Hacker News new | comments | show | ask | jobs | submit login
Show HN: Headless Chrome Crawler (github.com)
172 points by yujiosaka 7 months ago | hide | past | web | favorite | 33 comments



Pretty cool, but I recommend anyone wanting to do this kind of thing to check out the source Puppeteer library. You can do some really powerful stuff and make a custom crawler fairly easily.

https://github.com/GoogleChrome/puppeteer


Looks like this is actually built on top of puppeteer. See the "Note" under "Installation": https://github.com/yujiosaka/headless-chrome-crawler/blob/ma...

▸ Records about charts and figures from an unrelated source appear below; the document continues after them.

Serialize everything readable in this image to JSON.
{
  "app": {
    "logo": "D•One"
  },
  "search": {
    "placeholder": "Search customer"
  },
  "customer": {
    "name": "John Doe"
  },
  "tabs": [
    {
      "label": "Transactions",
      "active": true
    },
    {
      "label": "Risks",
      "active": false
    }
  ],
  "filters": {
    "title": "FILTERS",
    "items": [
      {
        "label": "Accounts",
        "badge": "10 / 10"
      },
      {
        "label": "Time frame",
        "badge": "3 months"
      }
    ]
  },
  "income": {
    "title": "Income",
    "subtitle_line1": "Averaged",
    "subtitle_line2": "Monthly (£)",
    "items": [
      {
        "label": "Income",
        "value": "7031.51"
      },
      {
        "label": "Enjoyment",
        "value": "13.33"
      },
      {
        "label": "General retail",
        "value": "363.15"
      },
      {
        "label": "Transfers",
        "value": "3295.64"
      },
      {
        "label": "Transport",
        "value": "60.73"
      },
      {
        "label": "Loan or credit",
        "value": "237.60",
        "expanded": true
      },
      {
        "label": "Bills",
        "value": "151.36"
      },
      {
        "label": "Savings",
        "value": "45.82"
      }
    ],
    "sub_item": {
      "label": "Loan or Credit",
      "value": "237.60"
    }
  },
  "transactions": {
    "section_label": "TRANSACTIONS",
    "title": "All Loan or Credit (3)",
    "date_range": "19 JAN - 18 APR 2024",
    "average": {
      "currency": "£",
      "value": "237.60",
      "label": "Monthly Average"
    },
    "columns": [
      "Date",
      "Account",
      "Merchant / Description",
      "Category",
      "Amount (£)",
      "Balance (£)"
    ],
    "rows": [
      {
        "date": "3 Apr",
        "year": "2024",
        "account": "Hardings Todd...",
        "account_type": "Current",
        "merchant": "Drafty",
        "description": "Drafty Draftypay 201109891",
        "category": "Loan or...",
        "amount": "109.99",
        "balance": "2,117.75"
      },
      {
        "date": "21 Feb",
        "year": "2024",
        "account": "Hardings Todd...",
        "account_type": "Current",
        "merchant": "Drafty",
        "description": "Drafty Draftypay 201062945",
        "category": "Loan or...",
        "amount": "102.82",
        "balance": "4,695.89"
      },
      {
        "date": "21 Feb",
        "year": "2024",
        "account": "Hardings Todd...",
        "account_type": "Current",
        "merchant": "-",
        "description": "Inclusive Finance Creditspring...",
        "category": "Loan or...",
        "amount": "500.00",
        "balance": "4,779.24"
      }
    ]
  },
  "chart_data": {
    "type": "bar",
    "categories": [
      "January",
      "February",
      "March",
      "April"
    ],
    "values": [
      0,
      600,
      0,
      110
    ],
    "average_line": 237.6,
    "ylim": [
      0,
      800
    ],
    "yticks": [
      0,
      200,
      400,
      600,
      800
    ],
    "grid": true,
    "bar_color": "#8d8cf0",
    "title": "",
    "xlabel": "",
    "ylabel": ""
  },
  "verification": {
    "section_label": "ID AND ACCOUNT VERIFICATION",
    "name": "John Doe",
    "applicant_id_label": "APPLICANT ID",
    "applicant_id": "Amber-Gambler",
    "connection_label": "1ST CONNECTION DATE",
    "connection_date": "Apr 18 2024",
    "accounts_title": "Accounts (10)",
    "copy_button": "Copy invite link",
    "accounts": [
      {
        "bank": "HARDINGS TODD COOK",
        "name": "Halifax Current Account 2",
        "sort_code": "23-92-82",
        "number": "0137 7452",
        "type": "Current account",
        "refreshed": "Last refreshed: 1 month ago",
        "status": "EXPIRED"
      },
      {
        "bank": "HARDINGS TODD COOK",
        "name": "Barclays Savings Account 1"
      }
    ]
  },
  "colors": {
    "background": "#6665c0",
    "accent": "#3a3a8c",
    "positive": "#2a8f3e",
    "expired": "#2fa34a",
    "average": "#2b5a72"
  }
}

Puppeteer has some limitations. You can’t install extensions, for example.

I haven’t looked into it, but I imagine it has a pretty clear fingerprint as well. So it would be easier to block than stock chrome in headless mode.


Unless something has changed that I missed, you can install extensions (I complained when the default args messed this up [0]). For example, I built something that uses puppeteer and an extension to capture audio and video of a tab [1]. It's just headless mode that doesn't allow extensions [2] (which I now realize is probably what you meant).

0 - https://github.com/GoogleChrome/puppeteer/issues/850 1 - https://github.com/cretz/chrome-screen-rec-poc/tree/master/a... 2 - https://bugs.chromium.org/p/chromium/issues/detail?id=706008


Puppeteer seems needlessly difficult to use on a VPS. I'd prefer an easily dockerized version but there seems to be nothing robust and they make it VERY hard to connect to a docker instance just running Chrome for the websocket/9222 interface sadly.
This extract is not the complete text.